HERKIMER — A community center serving the needs of seniors and youths could be heading to Herkimer County.
Herkimer County HealthNet is conducting a community needs assessment to plan for an intergenerational community center using a $19,722 grant from the Community Foundation of Herkimer and Oneida Counties. The center, if it comes to fruition, would serve residents along the Mohawk Valley corridor, including Herkimer, Ilion, Little Falls, Frankfort, Mohawk and Dolgeville.
Herkimer County does not have a senior center or a community center. It’s not yet clear where the center would be located, how it would be paid for or who would operate it.

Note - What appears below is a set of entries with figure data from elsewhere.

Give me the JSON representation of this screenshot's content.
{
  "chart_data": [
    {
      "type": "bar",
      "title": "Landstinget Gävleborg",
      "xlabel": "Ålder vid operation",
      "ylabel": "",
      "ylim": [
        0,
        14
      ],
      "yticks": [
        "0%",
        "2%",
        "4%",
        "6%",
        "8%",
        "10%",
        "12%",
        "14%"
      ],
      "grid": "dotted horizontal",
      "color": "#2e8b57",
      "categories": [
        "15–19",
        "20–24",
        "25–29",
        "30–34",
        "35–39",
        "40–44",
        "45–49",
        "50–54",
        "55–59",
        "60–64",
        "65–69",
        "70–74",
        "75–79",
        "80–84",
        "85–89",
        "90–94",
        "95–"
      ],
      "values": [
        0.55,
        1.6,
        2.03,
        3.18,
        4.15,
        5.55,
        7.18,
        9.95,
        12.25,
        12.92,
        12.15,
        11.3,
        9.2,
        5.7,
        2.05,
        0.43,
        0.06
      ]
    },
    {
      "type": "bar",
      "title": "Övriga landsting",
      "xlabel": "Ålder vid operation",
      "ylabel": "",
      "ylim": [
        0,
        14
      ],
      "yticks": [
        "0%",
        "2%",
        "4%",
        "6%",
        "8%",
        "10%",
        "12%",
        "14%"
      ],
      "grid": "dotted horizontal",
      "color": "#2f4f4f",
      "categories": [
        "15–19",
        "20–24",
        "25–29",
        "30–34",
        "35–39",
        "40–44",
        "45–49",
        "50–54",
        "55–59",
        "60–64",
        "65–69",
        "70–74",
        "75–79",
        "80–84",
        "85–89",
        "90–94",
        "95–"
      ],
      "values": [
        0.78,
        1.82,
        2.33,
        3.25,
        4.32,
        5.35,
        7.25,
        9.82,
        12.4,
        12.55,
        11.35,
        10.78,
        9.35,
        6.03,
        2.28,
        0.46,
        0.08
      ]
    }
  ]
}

The idea for the center sprang from a 2016 community needs assessment by the Community Foundation that identified some needs among the county’s seniors, including for a senior center they could visit every day, affordable day and evening respite care to help family caregivers, and a program of inclusive care for seniors.
But research has shown the merits of making the center intergenerational, said HealthNet Executive Director Thomas Curnow.

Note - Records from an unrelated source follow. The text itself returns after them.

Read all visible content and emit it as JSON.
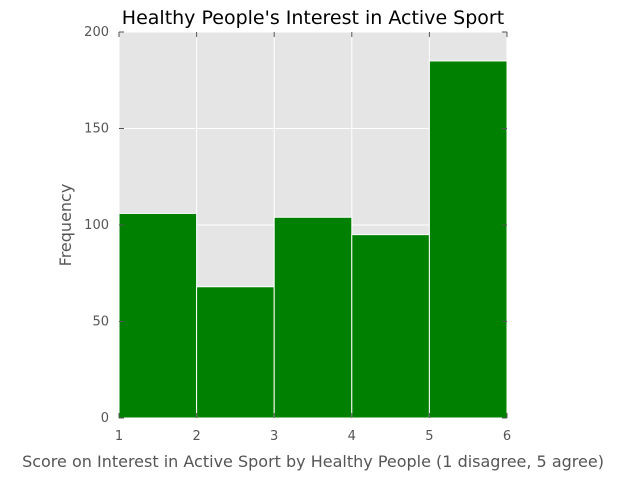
{
  "chart_data": {
    "type": "bar",
    "title": "Healthy People's Interest in Active Sport",
    "xlabel": "Score on Interest in Active Sport by Healthy People (1 disagree, 5 agree)",
    "ylabel": "Frequency",
    "bin_edges": [
      1,
      2,
      3,
      4,
      5,
      6
    ],
    "values": [
      106,
      68,
      104,
      95,
      185
    ],
    "xlim": [
      1,
      6
    ],
    "ylim": [
      0,
      200
    ],
    "xticks": [
      "1",
      "2",
      "3",
      "4",
      "5",
      "6"
    ],
    "yticks": [
      "0",
      "50",
      "100",
      "150",
      "200"
    ],
    "grid": true,
    "bar_color": "#008000",
    "background_color": "#e5e5e5",
    "grid_color": "#ffffff"
  }
}
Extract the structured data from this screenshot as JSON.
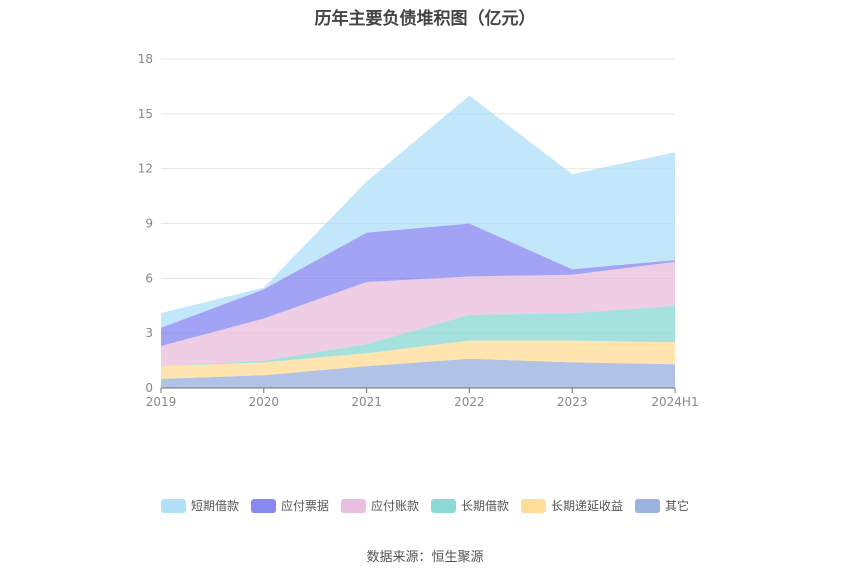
{
  "chart_data": {
    "type": "area",
    "title": "历年主要负债堆积图（亿元）",
    "categories": [
      "2019",
      "2020",
      "2021",
      "2022",
      "2023",
      "2024H1"
    ],
    "ylim": [
      0,
      18
    ],
    "yticks": [
      0,
      3,
      6,
      9,
      12,
      15,
      18
    ],
    "grid": true,
    "legend_position": "bottom",
    "stacked": true,
    "series": [
      {
        "name": "其它",
        "color": "#8FAADC",
        "values": [
          0.5,
          0.7,
          1.2,
          1.6,
          1.4,
          1.3
        ]
      },
      {
        "name": "长期递延收益",
        "color": "#FFD98E",
        "values": [
          0.7,
          0.7,
          0.7,
          1.0,
          1.2,
          1.2
        ]
      },
      {
        "name": "长期借款",
        "color": "#7FD6D0",
        "values": [
          0.0,
          0.1,
          0.5,
          1.4,
          1.5,
          2.0
        ]
      },
      {
        "name": "应付账款",
        "color": "#E7B8DA",
        "values": [
          1.1,
          2.3,
          3.4,
          2.1,
          2.1,
          2.4
        ]
      },
      {
        "name": "应付票据",
        "color": "#7B7CF0",
        "values": [
          1.0,
          1.6,
          2.7,
          2.9,
          0.3,
          0.1
        ]
      },
      {
        "name": "短期借款",
        "color": "#A8DDF8",
        "values": [
          0.8,
          0.1,
          2.8,
          7.0,
          5.2,
          5.9
        ]
      }
    ]
  },
  "legend_order": [
    "短期借款",
    "应付票据",
    "应付账款",
    "长期借款",
    "长期递延收益",
    "其它"
  ],
  "source_text": "数据来源：恒生聚源"
}
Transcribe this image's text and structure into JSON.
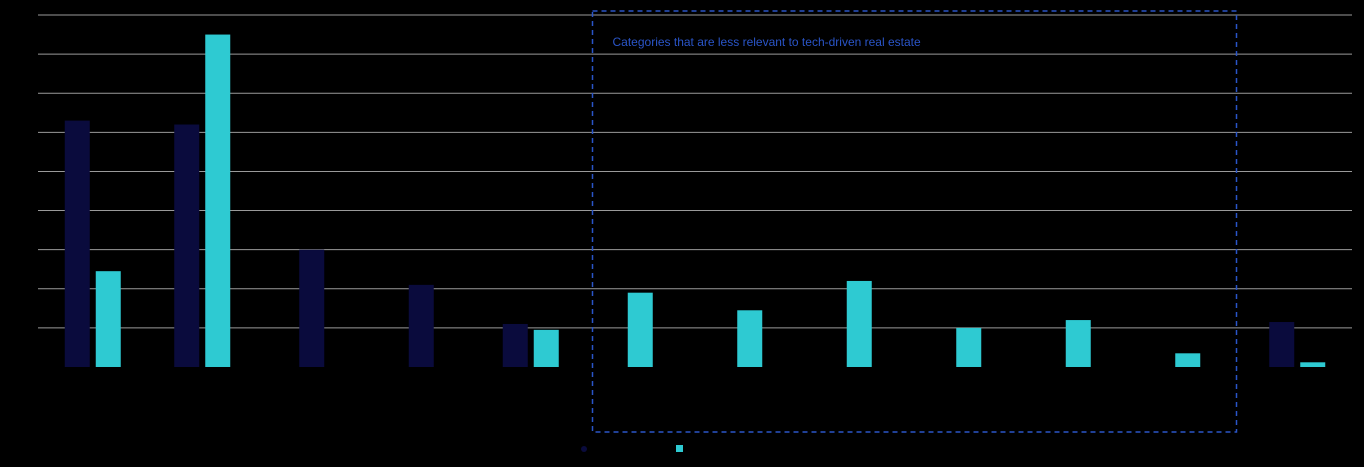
{
  "colors": {
    "series1": "#0a0b3d",
    "series2": "#2ecad2",
    "gridline": "#9a9a9a",
    "annotation": "#2a55c8"
  },
  "chart_data": {
    "type": "bar",
    "title": "",
    "xlabel": "",
    "ylabel": "",
    "ylim": [
      0,
      9
    ],
    "grid": true,
    "legend_position": "bottom-center",
    "categories": [
      "",
      "",
      "",
      "",
      "",
      "",
      "",
      "",
      "",
      "",
      "",
      ""
    ],
    "series": [
      {
        "name": "",
        "values": [
          6.3,
          6.2,
          3.0,
          2.1,
          1.1,
          null,
          null,
          null,
          null,
          null,
          null,
          1.15
        ]
      },
      {
        "name": "",
        "values": [
          2.45,
          8.5,
          null,
          null,
          0.95,
          1.9,
          1.45,
          2.2,
          1.0,
          1.2,
          0.35,
          0.12
        ]
      }
    ],
    "annotations": [
      {
        "text": "Categories that are less relevant to tech-driven real estate",
        "categories_span": [
          5,
          10
        ]
      }
    ]
  }
}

“We’re trying to move away from serving people in silos,” he said. “So some of the advantages of an intergenerational center are that it can create social networks that build connections across ages, it can facilitate communication across generations, it can help to integrate accessible health and social services, it can promote interdependence across generations.

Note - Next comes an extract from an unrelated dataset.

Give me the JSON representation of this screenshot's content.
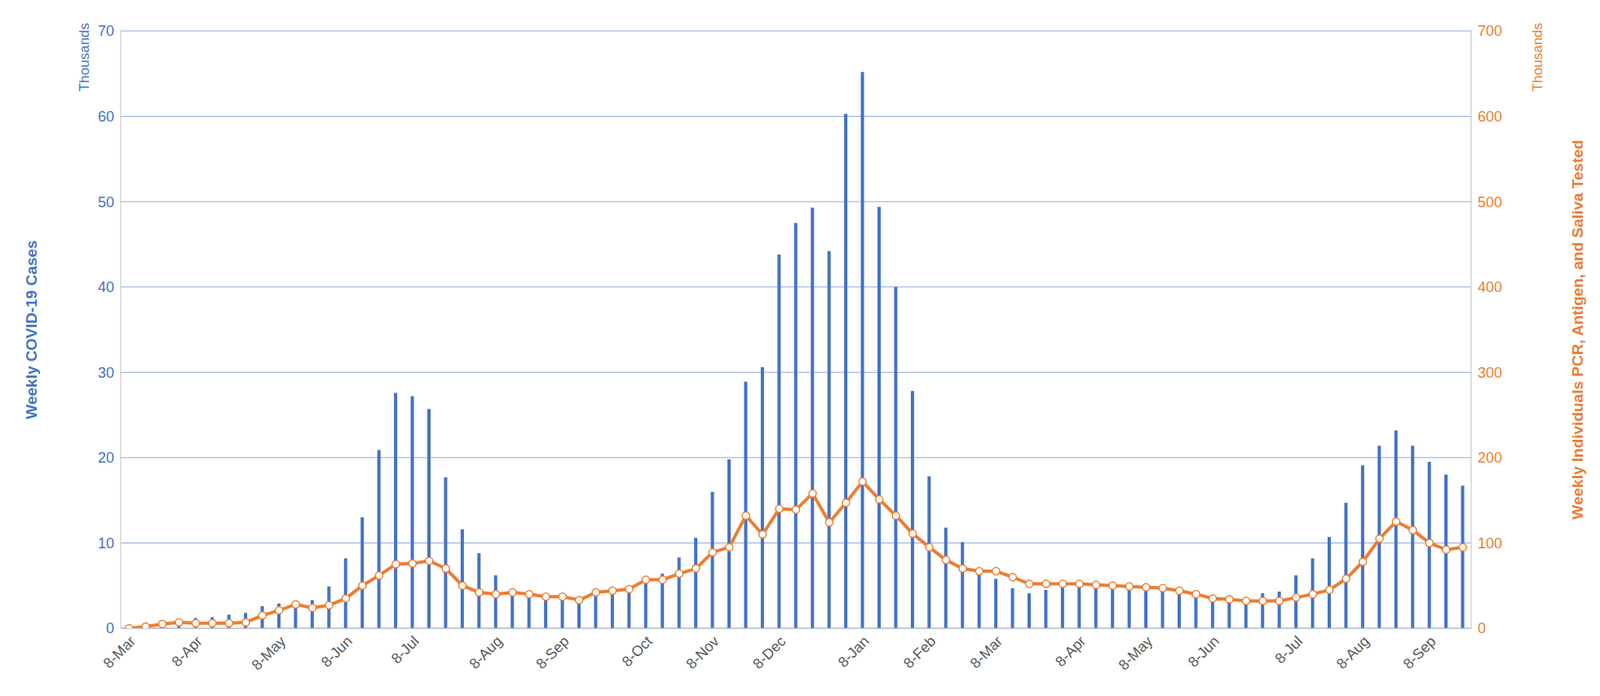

“And I think there’s also an advantage to potential funding in that it also starts to break down some of those funding silos. We feel there is a real potential here to make an impact in the community.”
The needs assessment, which probably will take place in early 2018, will be done in three phases, Curnow said: an “imagining” phase to determine what the community desires; a design phase to plan programming, location, support services, etc.; and a “create” phase to make more detailed plans on issue such as cost and partner organizations.
For the first phase, HealthNet is getting input from community leaders, seniors and youth, Curnow said.
“So our purpose in this first phase,” he said, “is to really hear directly from those three groups what they think the needs are and what they see might be the benefits of this multi-generational community center and what they might like that to look like.”